Archivists cooperate and collaborate with other archivists, and respect them and their institutions’ missions and collecting policies. In their professional relationships with donors, records creators, users, and colleagues, archivists are honest, fair, collegial, and equitable.

Archivists exercise professional judgment in appraising, acquiring, and processing materials to ensure the preservation, authenticity, diversity, and lasting cultural and historical value of their collections. Archivists should carefully document their collections-related decisions and activities to make their role in the selection, retention, or creation of the historical record transparent to their institutions, donors, and users. Archivists are encouraged to consult with colleagues, relevant professionals, and communities of interest to ensure that diverse perspectives inform their actions and decisions.

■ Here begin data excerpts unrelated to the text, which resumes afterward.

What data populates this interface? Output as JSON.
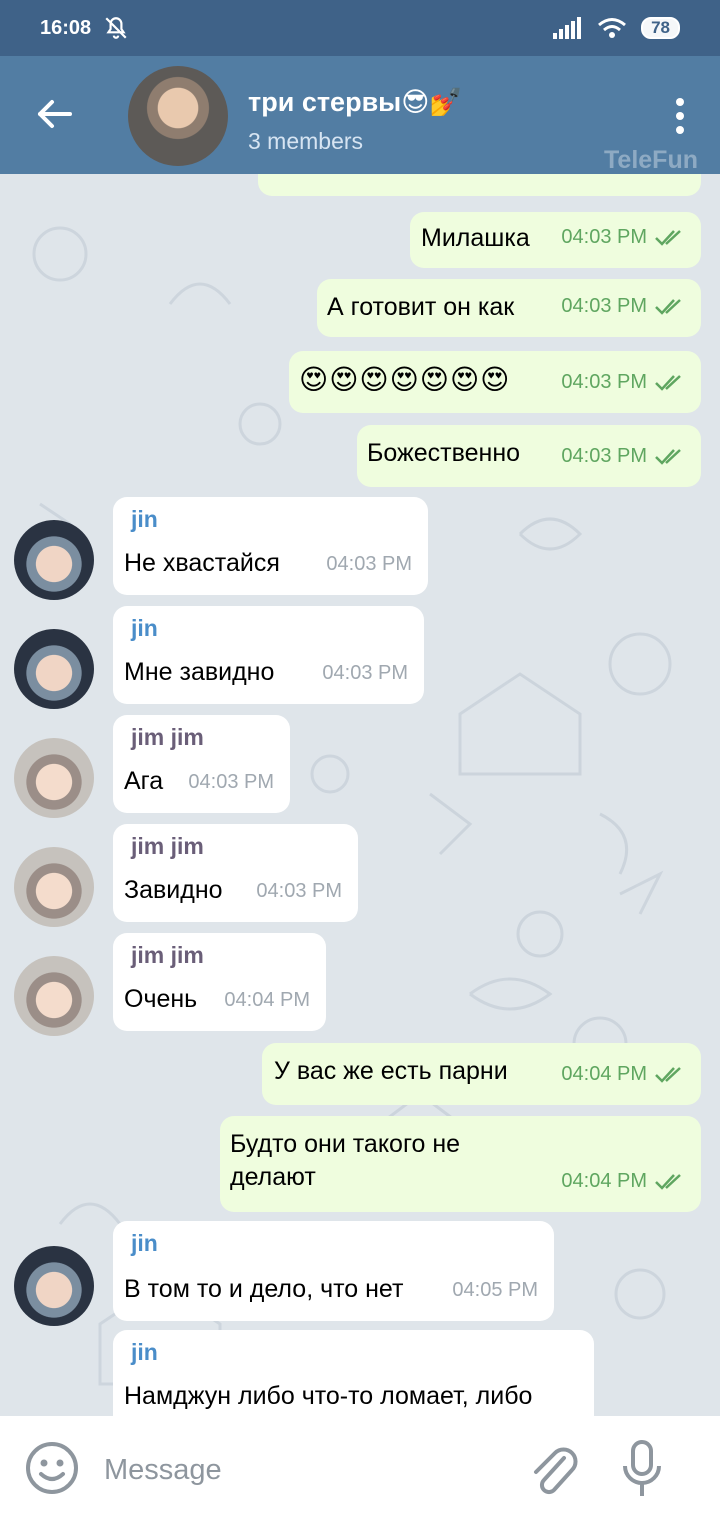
{
  "status_bar": {
    "time": "16:08",
    "battery": "78"
  },
  "header": {
    "title": "три стервы😎💅",
    "subtitle": "3 members",
    "watermark": "TeleFun"
  },
  "messages": [
    {
      "dir": "out",
      "text": "Милашка",
      "time": "04:03 PM"
    },
    {
      "dir": "out",
      "text": "А готовит он как",
      "time": "04:03 PM"
    },
    {
      "dir": "out",
      "text": "😍😍😍😍😍😍😍",
      "time": "04:03 PM"
    },
    {
      "dir": "out",
      "text": "Божественно",
      "time": "04:03 PM"
    },
    {
      "dir": "in",
      "sender": "jin",
      "text": "Не хвастайся",
      "time": "04:03 PM"
    },
    {
      "dir": "in",
      "sender": "jin",
      "text": "Мне завидно",
      "time": "04:03 PM"
    },
    {
      "dir": "in",
      "sender": "jim jim",
      "text": "Ага",
      "time": "04:03 PM"
    },
    {
      "dir": "in",
      "sender": "jim jim",
      "text": "Завидно",
      "time": "04:03 PM"
    },
    {
      "dir": "in",
      "sender": "jim jim",
      "text": "Очень",
      "time": "04:04 PM"
    },
    {
      "dir": "out",
      "text": "У вас же есть парни",
      "time": "04:04 PM"
    },
    {
      "dir": "out",
      "text": "Будто они такого не делают",
      "time": "04:04 PM"
    },
    {
      "dir": "in",
      "sender": "jin",
      "text": "В том то и дело, что нет",
      "time": "04:05 PM"
    },
    {
      "dir": "in",
      "sender": "jin",
      "text": "Намджун либо что-то ломает, либо",
      "time": ""
    }
  ],
  "input": {
    "placeholder": "Message"
  },
  "colors": {
    "header": "#527da3",
    "status_bar": "#3f6288",
    "outgoing_bubble": "#effdde",
    "incoming_bubble": "#ffffff",
    "sender_jin": "#4a8dc9",
    "sender_jimjim": "#6a5e78",
    "read_check": "#5fa660"
  }
}
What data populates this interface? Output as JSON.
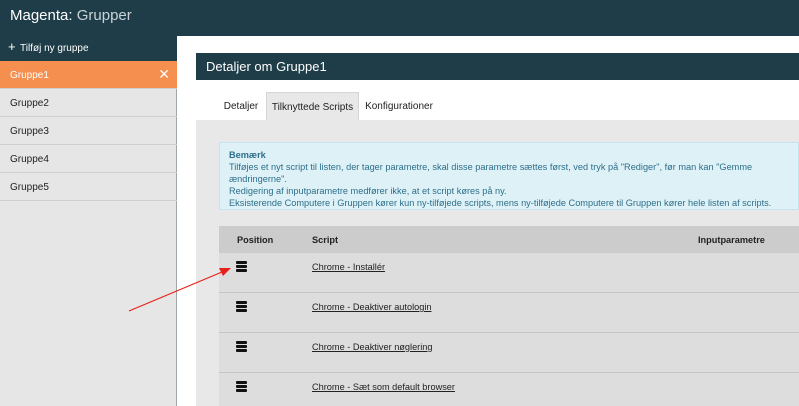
{
  "header": {
    "app_name": "Magenta:",
    "page_name": "Grupper"
  },
  "sidebar": {
    "add_label": "Tilføj ny gruppe",
    "groups": [
      {
        "label": "Gruppe1",
        "active": true
      },
      {
        "label": "Gruppe2"
      },
      {
        "label": "Gruppe3"
      },
      {
        "label": "Gruppe4"
      },
      {
        "label": "Gruppe5"
      }
    ]
  },
  "panel": {
    "title_prefix": "Detaljer om",
    "group_name": "Gruppe1"
  },
  "tabs": [
    {
      "label": "Detaljer"
    },
    {
      "label": "Tilknyttede Scripts",
      "active": true
    },
    {
      "label": "Konfigurationer"
    }
  ],
  "notice": {
    "heading": "Bemærk",
    "lines": [
      "Tilføjes et nyt script til listen, der tager parametre, skal disse parametre sættes først, ved tryk på \"Rediger\", før man kan \"Gemme ændringerne\".",
      "Redigering af inputparametre medfører ikke, at et script køres på ny.",
      "Eksisterende Computere i Gruppen kører kun ny-tilføjede scripts, mens ny-tilføjede Computere til Gruppen kører hele listen af scripts."
    ]
  },
  "table": {
    "headers": {
      "position": "Position",
      "script": "Script",
      "params": "Inputparametre"
    },
    "rows": [
      {
        "script": "Chrome - Installér"
      },
      {
        "script": "Chrome - Deaktiver autologin"
      },
      {
        "script": "Chrome - Deaktiver nøglering"
      },
      {
        "script": "Chrome - Sæt som default browser"
      }
    ]
  },
  "icons": {
    "drag_handle": "drag-handle-icon",
    "add": "plus-icon",
    "close": "close-icon"
  },
  "colors": {
    "topbar": "#1e3d48",
    "active_group": "#f58f4f",
    "notice_bg": "#def1f7",
    "annotation_arrow": "#e8201c"
  }
}
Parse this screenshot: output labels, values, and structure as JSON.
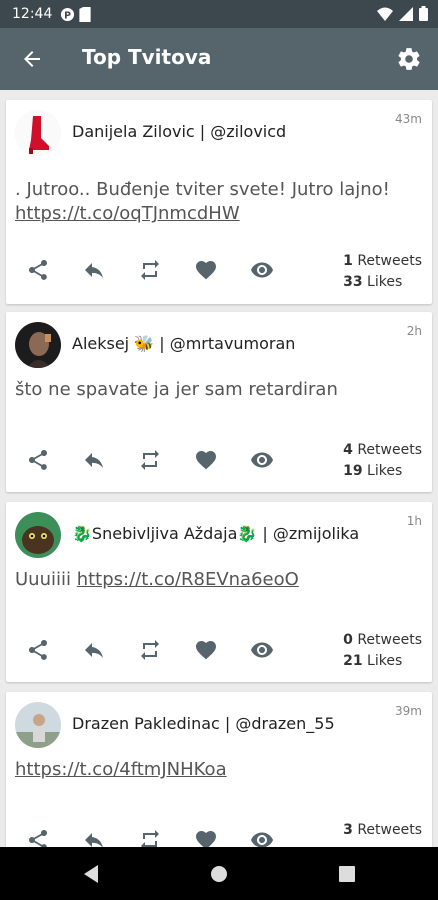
{
  "status_bar": {
    "time": "12:44"
  },
  "header": {
    "title": "Top Tvitova"
  },
  "tweets": [
    {
      "author": "Danijela Zilovic | @zilovicd",
      "time": "43m",
      "text": ". Jutroo.. Buđenje tviter svete! Jutro lajno!",
      "link": "https://t.co/oqTJnmcdHW",
      "retweets": "1",
      "retweets_label": " Retweets",
      "likes": "33",
      "likes_label": " Likes",
      "avatar": "red-boot-avatar"
    },
    {
      "author": "Aleksej 🐝 | @mrtavumoran",
      "time": "2h",
      "text": "što ne spavate ja jer sam retardiran",
      "link": "",
      "retweets": "4",
      "retweets_label": " Retweets",
      "likes": "19",
      "likes_label": " Likes",
      "avatar": "dark-portrait-avatar"
    },
    {
      "author": "🐉Snebivljiva Aždaja🐉 | @zmijolika",
      "time": "1h",
      "text": "Uuuiiii ",
      "link": "https://t.co/R8EVna6eoO",
      "retweets": "0",
      "retweets_label": " Retweets",
      "likes": "21",
      "likes_label": " Likes",
      "avatar": "cartoon-creature-avatar"
    },
    {
      "author": "Drazen Pakledinac | @drazen_55",
      "time": "39m",
      "text": "",
      "link": "https://t.co/4ftmJNHKoa",
      "retweets": "3",
      "retweets_label": " Retweets",
      "likes": "",
      "likes_label": "",
      "avatar": "person-photo-avatar"
    }
  ],
  "colors": {
    "status_bar": "#3d474e",
    "app_bar": "#56646c",
    "icon": "#56646c",
    "background": "#ebebeb"
  }
}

Archivists ensure the authenticity and continuing usability of records in their care. They document and protect the unique archival characteristics of records and strive to protect the records’ intellectual and physical integrity from tampering or corruption. Archivists may not willfully alter, manipulate, or destroy data or records to conceal facts or distort evidence. They thoroughly document any actions that may cause changes to the records in their care or raise questions about the records’ authenticity.

Archivists protect all documentary materials for which they are responsible. They take steps to minimize the natural physical deterioration of records and implement specific security policies to protect digital records. Archivists guard all records against accidental damage, vandalism, and theft and have well-formulated plans in place to respond to any disasters that may threaten records. Archivists cooperate actively with colleagues and law enforcement agencies to apprehend and prosecute vandals and thieves.

Recognizing that use is the fundamental reason for keeping archives, archivists actively promote open and equitable access to the records in their care within the context of their institutions’ missions and their intended user groups. They minimize restrictions and maximize ease of access. They facilitate the continuing accessibility and intelligibility of archival materials in all formats. Archivists formulate and disseminate institutional access policies along with strategies that encourage responsible use. They work with donors and originating agencies to ensure that any restrictions are appropriate, well-documented, and equitably enforced. When repositories require restrictions to protect confidential and proprietary information, such restrictions should be implemented in an impartial manner. In all questions of access, archivists seek practical solutions that balance competing principles and interests.

Archivists recognize that privacy is sanctioned by law. They establish procedures and policies to protect the interests of the donors, individuals, groups, and institutions whose public and private lives and activities are recorded in their holdings. As appropriate, archivists place access restrictions on collections to ensure that privacy and confidentiality are maintained, particularly for individuals and groups who have no voice or role in collections’ creation, retention, or public use. Archivists promote the respectful use of culturally sensitive materials in their care by encouraging researchers to consult with communities of origin, recognizing that privacy has both legal and cultural dimensions. Archivists respect all users’ rights to privacy by maintaining the confidentiality of their research and protecting any personal information collected about the users in accordance with their institutions’ policies.

Archivists should not take unfair advantage of their privileged access to and control of historical records and documentary materials. They execute their work knowing that they must ensure proper custody for the documents and records entrusted to them. Archivists should demonstrate professional integrity and avoid potential conflicts of interest. They strive to balance the sometimes-competing interests of all stakeholders.